All fail to explore the obvious flaw in this sort of analysis. Namely, that phytoplankton underpin open ocean productivity, that this productivity relies on iron, and that when iron-fed naturally occurring blooms happen, they likely favor–in certain regions–Pseudonitzschia or other DA producers. In short, we know that the availability of iron drives much of the oceanic carbon cycle. If DA is produced by artificially stimulated OIF blooms, it is likely produced during natural ones as well.
Moving forward, we need to understand exactly how deep-ocean phytoplankton respond to iron–be it naturally or artificially supplied, whether and in what situations DA is produced, and how the ecosystem is or is not already adapted to this. If it occurs naturally, are organisms that live there used to blooms containing DA? In past climate cycles, when productivity in the deep ocean was much greater, was DA characteristic as well?
These are questions that remain unresolved and need well defined research programs to address.

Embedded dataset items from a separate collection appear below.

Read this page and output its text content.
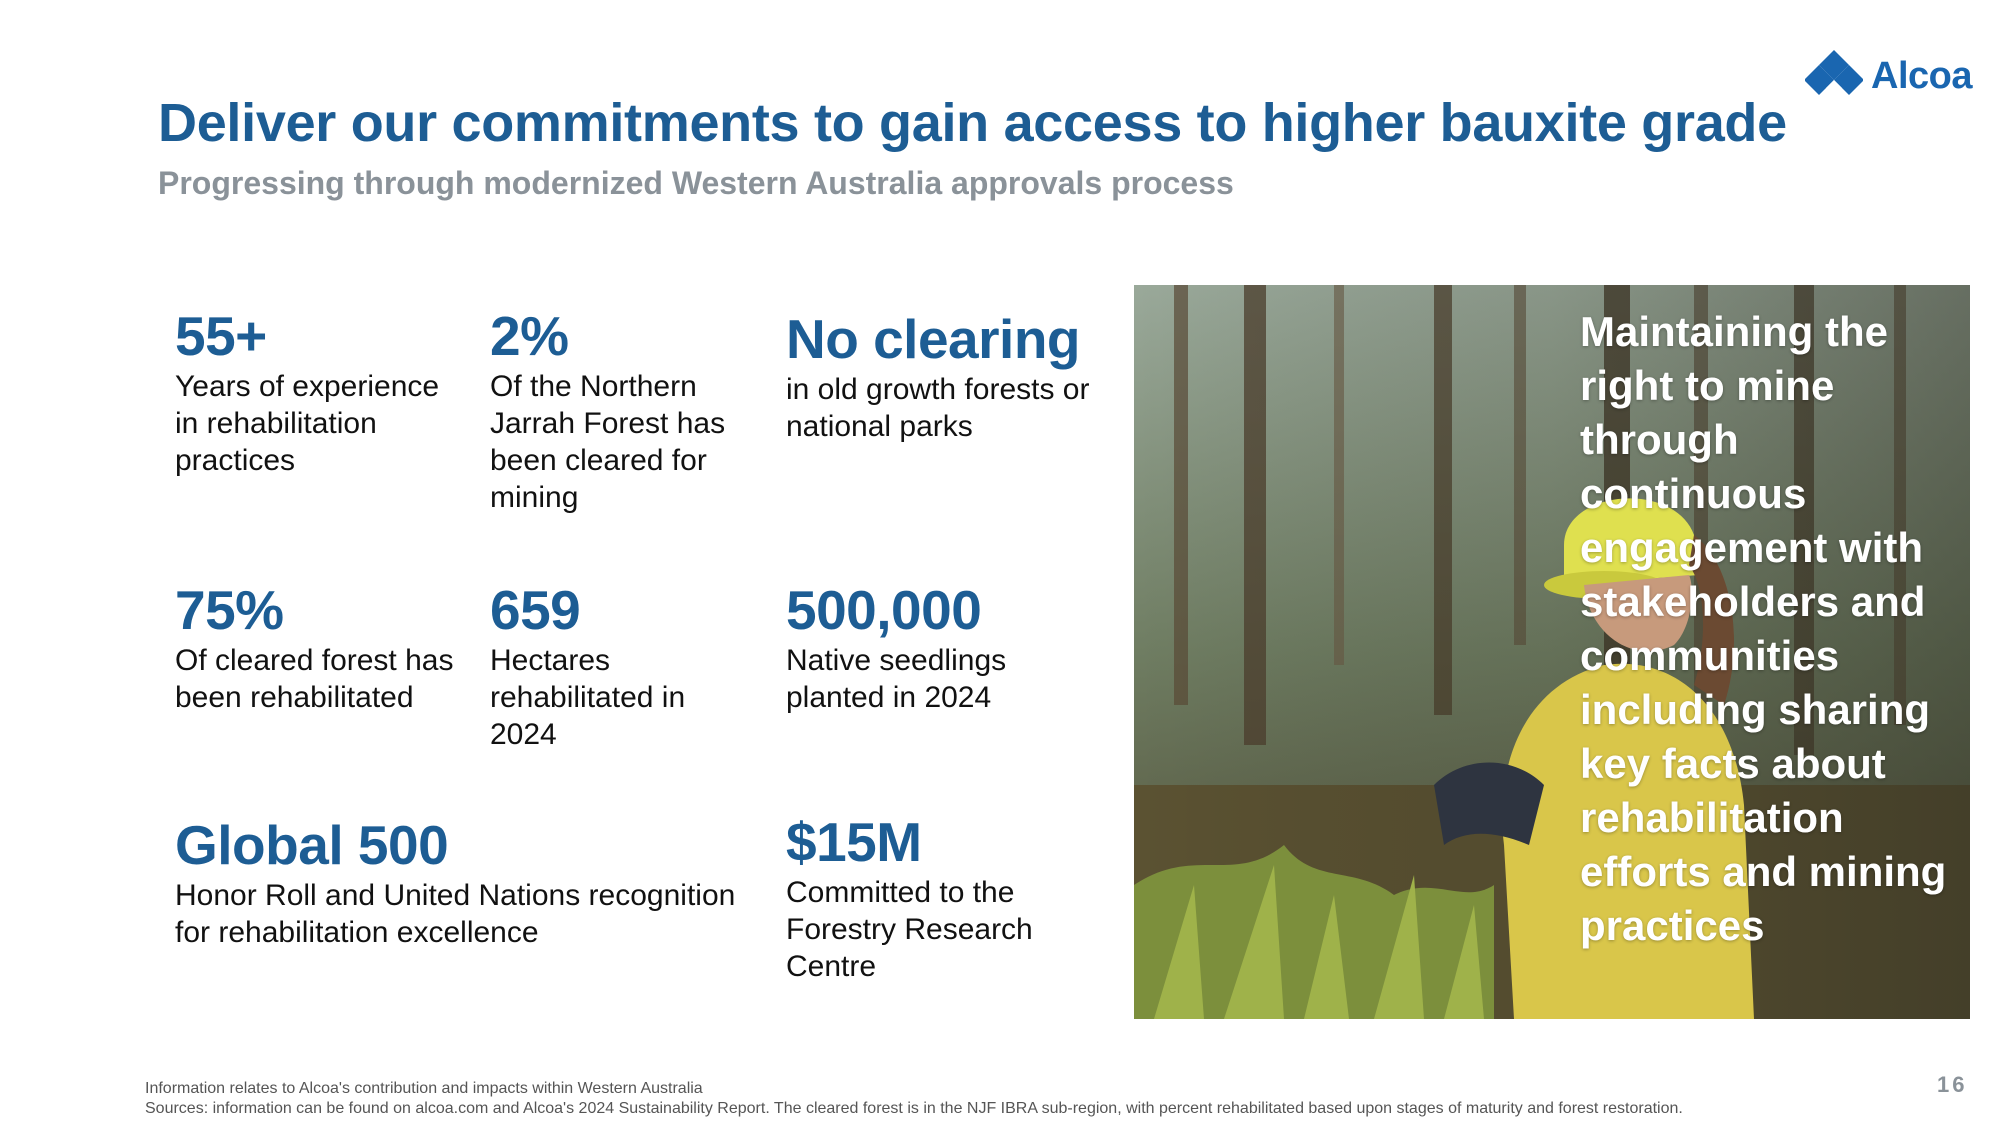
Alcoa
Deliver our commitments to gain access to higher bauxite grade
Progressing through modernized Western Australia approvals process
55+
Years of experience in rehabilitation practices
2%
Of the Northern Jarrah Forest has been cleared for mining
No clearing
in old growth forests or national parks
75%
Of cleared forest has been rehabilitated
659
Hectares rehabilitated in 2024
500,000
Native seedlings planted in 2024
Global 500
Honor Roll and United Nations recognition for rehabilitation excellence
$15M
Committed to the Forestry Research Centre
Maintaining the right to mine through continuous engagement with stakeholders and communities including sharing key facts about rehabilitation efforts and mining practices
Information relates to Alcoa's contribution and impacts within Western Australia
Sources: information can be found on alcoa.com and Alcoa's 2024 Sustainability Report. The cleared forest is in the NJF IBRA sub-region, with percent rehabilitated based upon stages of maturity and forest restoration.
16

Update… today’s front page article in the SF Chronicle quotes Ken Coale and Ken Johnson…
“It’s a great paper, but I remain a proponent of iron fertilization – if it does indeed work on a very large scale – because it’s the only process that takes carbon dioxide out of the atmosphere,” Johnson said.
Coale said that “in some cases” his colleagues had also seen large increases in the domoic acid toxin during their own earlier iron fertilization experiments.
But he added: “I’m with Ken (Johnson) on this. We do need to explore all the options and their consequences. My feeling is that iron fertilization is no magic bullet, but it may need to be considered among a large portfolio of carbon sequestration efforts.”